Quale miglior collocazione, dal punto di vista evocativo, della ‘Nuvola’ come sede del vertice del G20 di fine ottobre a Roma?

Nella nuvola è impossibile vedere l’oltre e lo sguardo si autoriflette, facendo credere a coloro che vi sono immersi che il mondo si esaurisca lì. E’ cosi che i governi dei paesi più ricchi del pianeta possono ritrovarsi e discutere di “persone, pianeta, prosperità”, fingendosi parte della soluzione, mentre è chiaro a tutti che fanno parte del problema.

Parlano di crescita, ma l’unica cosa che sono riusciti ad aumentare è la produzione di gas serra, di cui detengono il 75%, rendendo drammatica la conseguente crisi climatica. Non stanno cercando di capire come uscire da una crisi sistemica, bensì come continuare ad estrarre valore finanziario da persone, territori, natura e come difendere questa accumulazione di ricchezza. Attraverso armi, guerre, frontiere, muri, società disciplinare. Parlano di transizione ecologica, ma pensano al greenwashing; annunciano la rivoluzione digitale ma hanno in mente sfruttamento e precarietà.
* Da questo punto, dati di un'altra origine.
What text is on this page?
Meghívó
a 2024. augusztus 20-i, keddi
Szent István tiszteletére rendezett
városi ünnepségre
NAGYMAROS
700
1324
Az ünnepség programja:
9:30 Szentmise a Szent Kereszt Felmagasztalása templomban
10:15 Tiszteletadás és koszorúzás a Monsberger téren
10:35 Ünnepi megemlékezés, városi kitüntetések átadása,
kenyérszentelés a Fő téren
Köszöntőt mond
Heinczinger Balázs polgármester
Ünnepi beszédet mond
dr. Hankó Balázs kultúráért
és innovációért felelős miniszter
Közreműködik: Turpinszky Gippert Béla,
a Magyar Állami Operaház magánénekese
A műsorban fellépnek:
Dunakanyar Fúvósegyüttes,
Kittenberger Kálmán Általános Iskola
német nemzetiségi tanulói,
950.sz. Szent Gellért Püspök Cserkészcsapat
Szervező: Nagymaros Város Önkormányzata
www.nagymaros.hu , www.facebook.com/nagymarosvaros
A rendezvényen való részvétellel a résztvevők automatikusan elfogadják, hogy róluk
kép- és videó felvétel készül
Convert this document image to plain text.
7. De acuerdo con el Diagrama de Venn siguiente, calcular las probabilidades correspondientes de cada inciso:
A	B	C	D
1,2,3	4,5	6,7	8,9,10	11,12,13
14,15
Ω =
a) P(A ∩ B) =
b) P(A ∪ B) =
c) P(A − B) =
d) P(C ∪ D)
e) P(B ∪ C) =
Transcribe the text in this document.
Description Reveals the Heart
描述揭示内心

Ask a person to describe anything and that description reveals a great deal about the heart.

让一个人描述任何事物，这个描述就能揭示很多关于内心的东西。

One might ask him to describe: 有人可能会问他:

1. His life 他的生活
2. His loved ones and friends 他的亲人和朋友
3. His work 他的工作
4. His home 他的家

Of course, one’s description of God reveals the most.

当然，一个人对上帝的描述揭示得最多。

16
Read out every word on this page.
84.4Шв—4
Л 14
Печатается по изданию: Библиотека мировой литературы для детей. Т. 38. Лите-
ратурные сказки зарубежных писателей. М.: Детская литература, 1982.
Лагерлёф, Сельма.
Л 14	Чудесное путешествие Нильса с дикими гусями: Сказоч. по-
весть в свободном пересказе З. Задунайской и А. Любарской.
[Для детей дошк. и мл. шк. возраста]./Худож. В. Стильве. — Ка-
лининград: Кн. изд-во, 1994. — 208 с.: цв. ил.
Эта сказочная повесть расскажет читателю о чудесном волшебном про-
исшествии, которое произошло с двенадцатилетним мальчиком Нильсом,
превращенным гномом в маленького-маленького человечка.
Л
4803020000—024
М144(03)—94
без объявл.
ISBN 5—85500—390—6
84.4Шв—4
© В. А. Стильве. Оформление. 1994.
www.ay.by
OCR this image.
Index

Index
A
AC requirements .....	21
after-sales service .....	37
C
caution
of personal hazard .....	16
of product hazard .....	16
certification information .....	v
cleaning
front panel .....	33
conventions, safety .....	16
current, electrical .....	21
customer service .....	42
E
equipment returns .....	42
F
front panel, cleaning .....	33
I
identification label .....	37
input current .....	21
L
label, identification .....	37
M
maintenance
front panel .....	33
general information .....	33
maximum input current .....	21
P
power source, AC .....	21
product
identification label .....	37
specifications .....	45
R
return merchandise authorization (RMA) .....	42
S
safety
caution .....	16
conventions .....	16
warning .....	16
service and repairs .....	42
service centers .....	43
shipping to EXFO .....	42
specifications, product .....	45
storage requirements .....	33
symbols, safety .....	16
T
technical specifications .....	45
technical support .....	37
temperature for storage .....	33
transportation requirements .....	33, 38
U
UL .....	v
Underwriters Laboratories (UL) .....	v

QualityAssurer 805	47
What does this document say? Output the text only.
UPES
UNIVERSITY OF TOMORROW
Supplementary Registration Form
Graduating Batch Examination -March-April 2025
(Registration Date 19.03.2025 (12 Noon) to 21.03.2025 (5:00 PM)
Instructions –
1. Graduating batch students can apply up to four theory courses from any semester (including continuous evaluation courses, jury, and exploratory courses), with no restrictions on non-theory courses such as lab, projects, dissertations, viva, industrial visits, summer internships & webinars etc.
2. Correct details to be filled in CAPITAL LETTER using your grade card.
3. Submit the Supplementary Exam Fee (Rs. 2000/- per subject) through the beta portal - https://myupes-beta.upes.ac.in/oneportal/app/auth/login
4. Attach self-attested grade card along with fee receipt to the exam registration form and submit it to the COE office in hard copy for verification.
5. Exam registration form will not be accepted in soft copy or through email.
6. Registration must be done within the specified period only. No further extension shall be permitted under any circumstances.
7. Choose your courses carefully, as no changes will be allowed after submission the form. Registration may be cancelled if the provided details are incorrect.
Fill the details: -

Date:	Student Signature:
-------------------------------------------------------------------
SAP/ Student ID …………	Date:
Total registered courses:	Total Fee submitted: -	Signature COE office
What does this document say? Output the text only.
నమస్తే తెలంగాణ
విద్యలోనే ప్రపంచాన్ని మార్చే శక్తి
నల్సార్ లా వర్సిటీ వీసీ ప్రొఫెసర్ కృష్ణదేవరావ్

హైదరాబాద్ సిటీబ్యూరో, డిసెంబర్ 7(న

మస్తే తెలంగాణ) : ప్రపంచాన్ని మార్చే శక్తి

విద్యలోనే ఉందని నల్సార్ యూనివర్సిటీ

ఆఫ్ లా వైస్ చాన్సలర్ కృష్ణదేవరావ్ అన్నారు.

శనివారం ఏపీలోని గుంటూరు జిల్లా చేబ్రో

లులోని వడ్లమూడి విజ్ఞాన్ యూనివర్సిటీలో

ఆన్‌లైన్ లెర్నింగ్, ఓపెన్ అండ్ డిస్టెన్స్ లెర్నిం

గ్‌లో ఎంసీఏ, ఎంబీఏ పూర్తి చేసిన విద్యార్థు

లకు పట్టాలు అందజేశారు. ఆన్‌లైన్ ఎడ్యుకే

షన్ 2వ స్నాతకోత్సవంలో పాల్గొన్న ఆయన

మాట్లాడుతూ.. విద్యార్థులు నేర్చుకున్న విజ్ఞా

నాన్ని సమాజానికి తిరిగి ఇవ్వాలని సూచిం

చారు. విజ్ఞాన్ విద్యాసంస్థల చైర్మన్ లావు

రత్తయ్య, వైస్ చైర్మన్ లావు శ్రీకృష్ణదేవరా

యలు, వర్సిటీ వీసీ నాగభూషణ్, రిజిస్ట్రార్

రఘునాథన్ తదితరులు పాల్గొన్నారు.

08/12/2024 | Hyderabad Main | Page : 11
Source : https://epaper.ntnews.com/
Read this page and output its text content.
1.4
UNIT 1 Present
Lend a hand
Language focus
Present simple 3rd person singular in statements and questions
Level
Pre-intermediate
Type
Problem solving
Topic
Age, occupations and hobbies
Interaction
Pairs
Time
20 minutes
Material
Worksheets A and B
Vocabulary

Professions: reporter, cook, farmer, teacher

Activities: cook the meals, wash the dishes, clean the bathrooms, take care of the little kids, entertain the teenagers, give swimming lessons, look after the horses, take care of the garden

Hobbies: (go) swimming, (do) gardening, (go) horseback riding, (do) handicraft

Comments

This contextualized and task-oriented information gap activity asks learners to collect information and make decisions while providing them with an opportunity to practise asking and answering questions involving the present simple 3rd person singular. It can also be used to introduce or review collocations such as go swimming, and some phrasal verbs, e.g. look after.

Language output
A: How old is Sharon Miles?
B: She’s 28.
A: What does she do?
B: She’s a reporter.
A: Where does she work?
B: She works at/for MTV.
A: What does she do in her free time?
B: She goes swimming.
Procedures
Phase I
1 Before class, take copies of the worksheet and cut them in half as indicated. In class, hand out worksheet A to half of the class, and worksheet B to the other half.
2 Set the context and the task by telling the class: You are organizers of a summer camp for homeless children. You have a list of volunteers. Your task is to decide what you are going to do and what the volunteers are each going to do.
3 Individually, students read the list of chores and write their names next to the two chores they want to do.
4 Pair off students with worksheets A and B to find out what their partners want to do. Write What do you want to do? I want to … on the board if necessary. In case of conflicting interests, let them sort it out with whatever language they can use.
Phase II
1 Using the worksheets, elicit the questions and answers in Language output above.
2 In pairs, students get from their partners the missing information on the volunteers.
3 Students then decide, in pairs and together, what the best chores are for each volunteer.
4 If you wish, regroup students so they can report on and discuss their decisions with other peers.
Hanno tuttavia un pregio: aver finalmente chiarito che la preservazione del modello capitalistico non ha più bisogno di alcun consenso sociale, è obbligatoria e ineluttabile. “Ripresa” per l’economia del profitto, “resilienza” per le popolazioni che devono subirla.

La difesa di un diritto, di un posto di lavoro, di un bene comune, di un territorio sono sacrosante e necessarie, ma drammaticamente insufficienti se continuano a realizzarsi su un piano inclinato dall’alto verso il basso.Occorre rovesciare il piano, chiedendo ad ogni esperienza di collocarsi in una dimensione di interdipendenza con tutte le altre – nessuno si salva da solo – e dentro l’orizzonte della sfida per un’alternativa di società. Un piano che metta la cura di sé, degli altri e delle altre, del vivente e del pianeta al centro di una nuova organizzazione della società, oltre e contro la solitudine competitiva e l’ ‘uno su mille ce la fa” del modello capitalistico.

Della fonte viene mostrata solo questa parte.